Closed martinpitt closed 2 years ago
Normally we start this without --privileged
. However, that now does not work any more:
systemd v248~rc2-3.fc35 running in system mode. (+PAM +AUDIT +SELINUX -APPARMOR +IMA +SMACK +SECCOMP +GCRYPT +GNUTLS +OPENSSL +ACL +BLKID +CURL +ELFUTILS +FIDO2 +IDN2 -IDN +IPTC +KMOD +LIBCRYPTSETUP +LIBFDISK +PCRE2 +PWQUALITY +P11KIT +QRENCODE +BZIP2 +LZ4 +XZ +ZLIB +ZSTD +XKBCOMMON +UTMP +SYSVINIT default-hierarchy=unified)
Detected virtualization docker.
Detected architecture x86-64.
Failed to create /system.slice/docker-598dfa5b27446c79b3a3028a6087a54e309b9adb69cee53e2e747eb052140297.scope/init.scope control group: Operation not permitted
Failed to allocate manager object: Operation not permitted
[!!!!!!] Failed to allocate manager object.
Exiting PID 1...
But this is just fallout from the faccessat() glibc regression. That can be worked around with --security-opt=seccomp=unconfined
or --privileged
, but both now fail with the crash loop above.
Same result for freeipa/freeipa-server:fedora-33 (ef06f18112ff from 3 hours ago) and freeipa/freeipa-server:fedora-33-4.9.1 (98721900393a from 2 weeks ago).
Note that I ran each of these with an empty /var/lib/ipa-data, so it's not due to some old data.
Our previous VM image refresh with the freeipa container was on Feb 4, that still worked. That used the fedora-rawhide image ffac6c661a58 from 3 months ago. That tag is now gone on both quay and dockerhub, though.
I tested freeipa/freeipa-server:centos-7 (to match the host OS), and it fails much more quickly:
systemd 219 running in system mode. (+PAM +AUDIT +SELINUX +IMA -APPARMOR +SMACK +SYSVINIT +UTMP +LIBCRYPTSETUP +GCRYPT +GNUTLS +ACL +XZ +LZ4 -SECCOMP +BLKID +ELFUTILS +KMOD +IDN)
Detected virtualization other.
Detected architecture x86-64.
Set hostname to <f0.cockpit.lan>.
Initializing machine ID from random generator.
Checking DNS domain cockpit.lan, please wait ...

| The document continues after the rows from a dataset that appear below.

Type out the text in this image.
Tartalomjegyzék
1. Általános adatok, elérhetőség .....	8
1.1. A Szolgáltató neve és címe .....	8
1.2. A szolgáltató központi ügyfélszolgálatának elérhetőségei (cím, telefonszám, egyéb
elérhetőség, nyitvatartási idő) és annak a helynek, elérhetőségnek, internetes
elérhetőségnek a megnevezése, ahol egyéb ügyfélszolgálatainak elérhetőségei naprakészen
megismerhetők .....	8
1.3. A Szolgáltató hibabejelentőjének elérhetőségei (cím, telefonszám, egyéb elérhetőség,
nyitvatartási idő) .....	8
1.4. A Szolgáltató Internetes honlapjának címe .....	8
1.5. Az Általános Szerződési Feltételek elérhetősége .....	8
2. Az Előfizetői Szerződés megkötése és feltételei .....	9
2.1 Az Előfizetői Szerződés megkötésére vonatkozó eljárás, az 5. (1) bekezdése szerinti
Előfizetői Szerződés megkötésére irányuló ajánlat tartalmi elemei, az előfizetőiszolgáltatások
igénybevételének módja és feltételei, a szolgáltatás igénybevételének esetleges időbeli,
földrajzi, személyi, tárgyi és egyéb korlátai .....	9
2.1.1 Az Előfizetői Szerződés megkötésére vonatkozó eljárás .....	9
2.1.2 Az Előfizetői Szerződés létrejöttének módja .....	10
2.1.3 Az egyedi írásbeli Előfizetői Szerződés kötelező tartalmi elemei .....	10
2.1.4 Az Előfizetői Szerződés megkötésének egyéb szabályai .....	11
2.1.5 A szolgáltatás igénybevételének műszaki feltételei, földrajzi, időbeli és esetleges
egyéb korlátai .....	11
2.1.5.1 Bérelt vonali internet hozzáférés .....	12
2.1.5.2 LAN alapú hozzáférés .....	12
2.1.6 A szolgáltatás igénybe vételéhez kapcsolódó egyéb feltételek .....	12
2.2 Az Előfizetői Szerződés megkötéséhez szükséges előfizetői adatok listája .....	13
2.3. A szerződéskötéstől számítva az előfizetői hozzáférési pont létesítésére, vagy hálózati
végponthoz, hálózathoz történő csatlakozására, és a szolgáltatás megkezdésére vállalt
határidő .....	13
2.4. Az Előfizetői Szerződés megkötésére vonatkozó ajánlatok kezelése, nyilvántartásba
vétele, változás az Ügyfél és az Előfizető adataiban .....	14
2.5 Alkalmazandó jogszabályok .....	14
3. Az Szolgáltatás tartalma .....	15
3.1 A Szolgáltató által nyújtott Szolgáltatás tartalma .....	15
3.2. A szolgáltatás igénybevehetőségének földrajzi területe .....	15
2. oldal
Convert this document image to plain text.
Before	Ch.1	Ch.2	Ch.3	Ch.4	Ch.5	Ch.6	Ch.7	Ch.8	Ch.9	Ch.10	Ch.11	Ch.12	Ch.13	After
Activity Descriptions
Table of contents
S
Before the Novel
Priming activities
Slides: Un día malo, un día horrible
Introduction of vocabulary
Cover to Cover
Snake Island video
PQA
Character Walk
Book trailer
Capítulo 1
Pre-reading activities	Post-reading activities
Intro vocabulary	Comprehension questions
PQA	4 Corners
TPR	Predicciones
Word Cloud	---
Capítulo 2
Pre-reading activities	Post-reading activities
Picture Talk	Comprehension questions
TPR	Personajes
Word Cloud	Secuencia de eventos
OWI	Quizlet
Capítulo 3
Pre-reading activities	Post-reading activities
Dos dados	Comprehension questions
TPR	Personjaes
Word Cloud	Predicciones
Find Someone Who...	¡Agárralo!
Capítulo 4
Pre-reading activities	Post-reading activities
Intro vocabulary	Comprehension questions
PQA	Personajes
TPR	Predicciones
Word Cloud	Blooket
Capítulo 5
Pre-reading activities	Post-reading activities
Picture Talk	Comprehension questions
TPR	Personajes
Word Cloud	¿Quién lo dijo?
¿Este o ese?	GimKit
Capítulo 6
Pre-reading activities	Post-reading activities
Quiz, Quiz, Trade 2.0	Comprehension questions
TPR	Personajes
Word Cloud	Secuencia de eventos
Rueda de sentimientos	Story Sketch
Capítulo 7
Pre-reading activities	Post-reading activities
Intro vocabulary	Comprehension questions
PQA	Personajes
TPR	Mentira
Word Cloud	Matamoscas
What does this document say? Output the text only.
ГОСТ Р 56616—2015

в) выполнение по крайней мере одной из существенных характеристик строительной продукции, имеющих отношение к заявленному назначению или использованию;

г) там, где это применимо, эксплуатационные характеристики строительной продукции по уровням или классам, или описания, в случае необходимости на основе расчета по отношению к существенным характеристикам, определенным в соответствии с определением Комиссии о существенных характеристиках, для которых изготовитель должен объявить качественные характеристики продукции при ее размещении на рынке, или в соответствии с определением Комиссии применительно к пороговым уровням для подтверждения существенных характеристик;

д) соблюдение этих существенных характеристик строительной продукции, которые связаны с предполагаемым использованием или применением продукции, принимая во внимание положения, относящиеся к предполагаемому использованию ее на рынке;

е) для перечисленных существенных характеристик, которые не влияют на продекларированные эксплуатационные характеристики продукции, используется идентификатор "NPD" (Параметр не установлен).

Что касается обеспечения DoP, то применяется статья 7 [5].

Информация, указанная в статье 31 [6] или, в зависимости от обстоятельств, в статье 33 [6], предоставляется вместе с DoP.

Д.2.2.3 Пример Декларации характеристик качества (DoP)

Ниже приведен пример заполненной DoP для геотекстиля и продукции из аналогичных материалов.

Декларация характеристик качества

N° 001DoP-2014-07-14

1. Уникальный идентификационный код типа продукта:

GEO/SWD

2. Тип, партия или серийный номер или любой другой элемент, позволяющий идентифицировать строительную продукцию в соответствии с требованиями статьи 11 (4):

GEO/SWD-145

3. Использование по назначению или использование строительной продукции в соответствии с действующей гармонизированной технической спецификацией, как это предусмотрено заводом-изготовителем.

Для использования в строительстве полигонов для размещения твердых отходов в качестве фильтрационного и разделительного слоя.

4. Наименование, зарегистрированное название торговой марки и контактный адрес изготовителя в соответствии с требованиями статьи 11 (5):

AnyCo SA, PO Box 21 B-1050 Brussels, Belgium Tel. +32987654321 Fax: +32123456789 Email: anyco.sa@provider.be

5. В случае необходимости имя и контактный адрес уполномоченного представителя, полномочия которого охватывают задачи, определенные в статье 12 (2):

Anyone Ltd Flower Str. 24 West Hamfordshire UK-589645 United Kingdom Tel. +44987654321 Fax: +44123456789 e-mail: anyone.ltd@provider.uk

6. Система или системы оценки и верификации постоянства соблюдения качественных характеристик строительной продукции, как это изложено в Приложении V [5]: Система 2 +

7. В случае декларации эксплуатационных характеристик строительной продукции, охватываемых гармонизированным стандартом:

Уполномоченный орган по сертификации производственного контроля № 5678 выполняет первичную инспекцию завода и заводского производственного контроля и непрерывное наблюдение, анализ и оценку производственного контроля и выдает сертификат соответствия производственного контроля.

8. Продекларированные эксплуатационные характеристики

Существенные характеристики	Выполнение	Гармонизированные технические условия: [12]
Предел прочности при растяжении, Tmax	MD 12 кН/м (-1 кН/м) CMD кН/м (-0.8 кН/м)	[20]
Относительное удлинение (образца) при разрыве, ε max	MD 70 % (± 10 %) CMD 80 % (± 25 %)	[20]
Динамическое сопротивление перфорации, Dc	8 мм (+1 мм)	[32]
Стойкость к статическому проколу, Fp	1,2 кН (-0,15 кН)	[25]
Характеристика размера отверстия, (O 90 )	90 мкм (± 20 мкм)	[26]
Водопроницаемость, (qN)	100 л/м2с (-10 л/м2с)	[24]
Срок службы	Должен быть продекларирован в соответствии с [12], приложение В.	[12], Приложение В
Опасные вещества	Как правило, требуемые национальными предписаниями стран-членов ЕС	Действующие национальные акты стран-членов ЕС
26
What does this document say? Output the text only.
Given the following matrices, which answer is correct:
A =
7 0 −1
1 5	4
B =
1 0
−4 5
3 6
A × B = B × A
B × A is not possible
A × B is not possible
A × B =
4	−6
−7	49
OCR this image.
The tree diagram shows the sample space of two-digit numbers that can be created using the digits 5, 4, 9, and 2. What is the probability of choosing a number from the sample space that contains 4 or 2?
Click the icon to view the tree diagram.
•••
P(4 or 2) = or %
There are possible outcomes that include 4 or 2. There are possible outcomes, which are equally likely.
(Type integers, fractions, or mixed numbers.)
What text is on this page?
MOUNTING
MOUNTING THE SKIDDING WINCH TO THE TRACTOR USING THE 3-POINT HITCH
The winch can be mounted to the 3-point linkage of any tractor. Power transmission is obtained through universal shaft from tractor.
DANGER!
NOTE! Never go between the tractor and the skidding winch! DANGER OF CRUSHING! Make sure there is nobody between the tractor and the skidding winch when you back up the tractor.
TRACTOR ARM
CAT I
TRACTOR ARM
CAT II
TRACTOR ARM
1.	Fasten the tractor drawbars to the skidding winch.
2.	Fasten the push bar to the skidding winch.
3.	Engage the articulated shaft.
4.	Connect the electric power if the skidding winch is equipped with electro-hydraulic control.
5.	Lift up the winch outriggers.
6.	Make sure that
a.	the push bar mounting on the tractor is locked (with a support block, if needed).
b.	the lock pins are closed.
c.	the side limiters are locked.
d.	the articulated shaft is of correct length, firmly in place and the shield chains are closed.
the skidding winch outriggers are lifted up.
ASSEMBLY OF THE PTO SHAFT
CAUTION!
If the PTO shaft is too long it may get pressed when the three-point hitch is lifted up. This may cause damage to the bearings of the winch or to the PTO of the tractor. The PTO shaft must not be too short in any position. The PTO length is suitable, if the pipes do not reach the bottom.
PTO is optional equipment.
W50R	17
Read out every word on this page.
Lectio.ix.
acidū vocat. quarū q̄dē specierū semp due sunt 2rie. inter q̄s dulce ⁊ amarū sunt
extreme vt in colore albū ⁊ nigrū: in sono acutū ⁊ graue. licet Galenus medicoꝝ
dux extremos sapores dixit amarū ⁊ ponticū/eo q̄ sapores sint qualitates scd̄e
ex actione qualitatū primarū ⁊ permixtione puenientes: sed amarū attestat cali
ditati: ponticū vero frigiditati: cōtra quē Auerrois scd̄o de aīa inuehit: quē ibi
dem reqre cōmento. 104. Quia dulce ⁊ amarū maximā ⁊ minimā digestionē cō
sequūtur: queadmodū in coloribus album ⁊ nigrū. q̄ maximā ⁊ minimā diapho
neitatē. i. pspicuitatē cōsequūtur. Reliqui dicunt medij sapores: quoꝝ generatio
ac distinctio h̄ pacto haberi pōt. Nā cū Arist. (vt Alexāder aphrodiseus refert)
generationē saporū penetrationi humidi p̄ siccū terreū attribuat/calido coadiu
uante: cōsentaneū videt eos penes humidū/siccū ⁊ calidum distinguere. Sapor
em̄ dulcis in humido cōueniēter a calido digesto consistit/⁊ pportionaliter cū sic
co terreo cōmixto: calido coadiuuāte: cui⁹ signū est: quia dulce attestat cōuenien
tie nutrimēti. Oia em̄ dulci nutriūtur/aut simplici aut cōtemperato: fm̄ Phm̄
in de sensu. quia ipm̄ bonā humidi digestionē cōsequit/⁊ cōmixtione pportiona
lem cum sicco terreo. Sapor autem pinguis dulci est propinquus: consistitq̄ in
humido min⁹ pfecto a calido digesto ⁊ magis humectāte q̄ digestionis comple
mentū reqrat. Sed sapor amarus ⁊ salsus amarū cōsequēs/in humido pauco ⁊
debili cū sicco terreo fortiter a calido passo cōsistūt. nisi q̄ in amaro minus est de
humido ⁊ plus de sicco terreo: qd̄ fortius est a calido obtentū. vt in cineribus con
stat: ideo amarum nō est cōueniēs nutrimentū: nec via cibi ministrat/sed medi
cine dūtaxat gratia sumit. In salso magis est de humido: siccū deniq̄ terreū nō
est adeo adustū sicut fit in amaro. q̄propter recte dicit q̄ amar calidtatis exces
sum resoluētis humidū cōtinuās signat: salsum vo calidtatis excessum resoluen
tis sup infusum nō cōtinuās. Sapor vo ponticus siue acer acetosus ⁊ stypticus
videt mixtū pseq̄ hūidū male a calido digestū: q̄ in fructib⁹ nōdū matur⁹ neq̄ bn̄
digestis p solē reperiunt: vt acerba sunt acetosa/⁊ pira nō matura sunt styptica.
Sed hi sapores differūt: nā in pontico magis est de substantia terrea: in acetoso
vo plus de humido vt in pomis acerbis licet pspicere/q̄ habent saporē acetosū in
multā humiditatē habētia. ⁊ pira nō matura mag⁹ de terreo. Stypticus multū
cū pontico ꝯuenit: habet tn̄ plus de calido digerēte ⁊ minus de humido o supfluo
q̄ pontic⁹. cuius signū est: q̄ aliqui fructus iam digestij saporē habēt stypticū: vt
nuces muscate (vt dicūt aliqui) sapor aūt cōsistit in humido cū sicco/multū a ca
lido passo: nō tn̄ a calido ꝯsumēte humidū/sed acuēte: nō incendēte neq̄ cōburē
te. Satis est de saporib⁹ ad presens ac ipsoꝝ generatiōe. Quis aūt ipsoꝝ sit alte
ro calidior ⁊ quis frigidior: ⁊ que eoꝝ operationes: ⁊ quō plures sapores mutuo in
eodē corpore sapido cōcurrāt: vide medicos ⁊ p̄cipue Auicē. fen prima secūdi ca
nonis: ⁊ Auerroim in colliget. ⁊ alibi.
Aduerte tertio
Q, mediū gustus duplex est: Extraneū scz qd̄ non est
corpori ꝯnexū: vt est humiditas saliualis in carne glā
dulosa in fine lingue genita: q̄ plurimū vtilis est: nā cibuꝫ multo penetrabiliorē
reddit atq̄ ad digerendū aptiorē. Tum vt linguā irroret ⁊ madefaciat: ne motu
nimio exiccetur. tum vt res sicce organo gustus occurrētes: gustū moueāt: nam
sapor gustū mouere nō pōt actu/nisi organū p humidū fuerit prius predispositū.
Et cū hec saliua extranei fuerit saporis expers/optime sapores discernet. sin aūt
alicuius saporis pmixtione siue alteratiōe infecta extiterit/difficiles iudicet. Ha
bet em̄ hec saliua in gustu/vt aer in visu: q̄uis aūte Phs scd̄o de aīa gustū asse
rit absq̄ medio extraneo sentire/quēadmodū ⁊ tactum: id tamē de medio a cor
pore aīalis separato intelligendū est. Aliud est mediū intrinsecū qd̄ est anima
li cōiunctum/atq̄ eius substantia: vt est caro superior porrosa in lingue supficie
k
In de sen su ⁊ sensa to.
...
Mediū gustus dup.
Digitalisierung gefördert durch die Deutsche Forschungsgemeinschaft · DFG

Wed Mar 10 08:35:37 UTC 2021 /usr/sbin/ipa-server-configure-first
The log file for this installation can be found in /var/log/ipaserver-install.log
==============================================================================
This program will set up the IPA Server.
This includes:
* Configure a stand-alone CA (dogtag) for certificate management
* Create and configure an instance of Directory Server
* Create and configure a Kerberos Key Distribution Center (KDC)
* Configure Apache (httpd)
* Configure DNS (bind)
* Configure the KDC to enable PKINIT
Excluded by options:
* Configure the Network Time Daemon (ntpd)
Warning: skipping DNS resolution of host f0.cockpit.lan
Checking DNS domain cockpit.lan., please wait ...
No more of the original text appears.